阿字野自身、交通事故の時には、なぜ、そのまま死ななかったのかと思い詰め、カイに出会ったことで、自分の生はこの音を育てることにあったのかと見定めます。
もちろん貧しいカイに授業料を払う力は無く、無償です。カイを労役から守り、通う中学を見つけ、練習時間を確保し、音と共に、カイの情操面をも育てます。それは、すでに父親のものです。
先に挙げた出場者たち以外にも、力強く華やかな演奏をするアルゼンチンのアレグラ・グラナドスや、まさにポーランドのショパンを具現するレフ・シマノフスキなど、有力な演奏者たちがたくさん居ます。

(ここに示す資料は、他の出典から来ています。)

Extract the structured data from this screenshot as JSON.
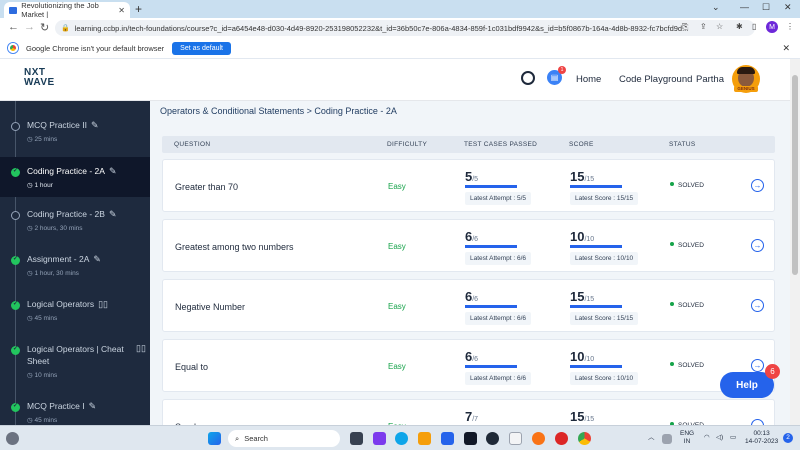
{
  "browser": {
    "tab_title": "Revolutionizing the Job Market | ",
    "tab_close": "✕",
    "new_tab": "+",
    "url": "learning.ccbp.in/tech-foundations/course?c_id=a6454e48-d030-4d49-8920-253198052232&t_id=36b50c7e-806a-4834-859f-1c031bdf9942&s_id=b5f0867b-164a-4d8b-8932-fc7bcfd9d...",
    "profile_initial": "M",
    "infobar_message": "Google Chrome isn't your default browser",
    "set_default_label": "Set as default"
  },
  "header": {
    "logo_top": "NXT",
    "logo_bottom": "WAVE",
    "chat_badge": "1",
    "nav": [
      "Home",
      "Code Playground"
    ],
    "user_name": "Partha",
    "user_tag": "GENIUS"
  },
  "sidebar": {
    "items": [
      {
        "title": "MCQ Practice II",
        "duration": "25 mins",
        "completed": false
      },
      {
        "title": "Coding Practice - 2A",
        "duration": "1 hour",
        "completed": true,
        "active": true
      },
      {
        "title": "Coding Practice - 2B",
        "duration": "2 hours, 30 mins",
        "completed": false
      },
      {
        "title": "Assignment - 2A",
        "duration": "1 hour, 30 mins",
        "completed": true
      },
      {
        "title": "Logical Operators",
        "duration": "45 mins",
        "completed": true
      },
      {
        "title": "Logical Operators | Cheat Sheet",
        "duration": "10 mins",
        "completed": true
      },
      {
        "title": "MCQ Practice I",
        "duration": "45 mins",
        "completed": true
      }
    ]
  },
  "main": {
    "breadcrumb": "Operators & Conditional Statements > Coding Practice - 2A",
    "columns": [
      "QUESTION",
      "DIFFICULTY",
      "TEST CASES PASSED",
      "SCORE",
      "STATUS"
    ],
    "rows": [
      {
        "question": "Greater than 70",
        "difficulty": "Easy",
        "passed": "5",
        "total": "/5",
        "latest_attempt": "Latest Attempt : 5/5",
        "score": "15",
        "score_total": "/15",
        "latest_score": "Latest Score : 15/15",
        "status": "SOLVED"
      },
      {
        "question": "Greatest among two numbers",
        "difficulty": "Easy",
        "passed": "6",
        "total": "/6",
        "latest_attempt": "Latest Attempt : 6/6",
        "score": "10",
        "score_total": "/10",
        "latest_score": "Latest Score : 10/10",
        "status": "SOLVED"
      },
      {
        "question": "Negative Number",
        "difficulty": "Easy",
        "passed": "6",
        "total": "/6",
        "latest_attempt": "Latest Attempt : 6/6",
        "score": "15",
        "score_total": "/15",
        "latest_score": "Latest Score : 15/15",
        "status": "SOLVED"
      },
      {
        "question": "Equal to",
        "difficulty": "Easy",
        "passed": "6",
        "total": "/6",
        "latest_attempt": "Latest Attempt : 6/6",
        "score": "10",
        "score_total": "/10",
        "latest_score": "Latest Score : 10/10",
        "status": "SOLVED"
      },
      {
        "question": "Sunday",
        "difficulty": "Easy",
        "passed": "7",
        "total": "/7",
        "latest_attempt": "",
        "score": "15",
        "score_total": "/15",
        "latest_score": "",
        "status": "SOLVED"
      }
    ],
    "help_label": "Help",
    "help_badge": "6"
  },
  "taskbar": {
    "search_placeholder": "Search",
    "lang_line1": "ENG",
    "lang_line2": "IN",
    "time": "00:13",
    "date": "14-07-2023",
    "notif": "2"
  }
}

それに向かうカイは、一次の3分15秒のスタンディングオベーションを追い風に弾き始めます。ポーランドの自然情景を歌った曲目は、カイにとっても当たり前のものです。世界中に自然は存在するのだから。そして、森こそがカイの最初の先生でもありましたから。
一ノ瀬海という、海から名を取ったにもかかわらず、境遇のため、5年生に至るまで、一度も海を訪れたことがなかったカイ。曲の理解のために阿字野と共に訪れた浜辺で、カイは阿字野と約束をしました。
「カイにしか弾けない音を必ず世界中に響かせる」と。
カイに夢を持たせた阿字野の目標は、始めから大きなものでした。コンクールの優勝でもなく、プロピアニストにすることでもない。
これが、カイを羽ばたかせる翼となる。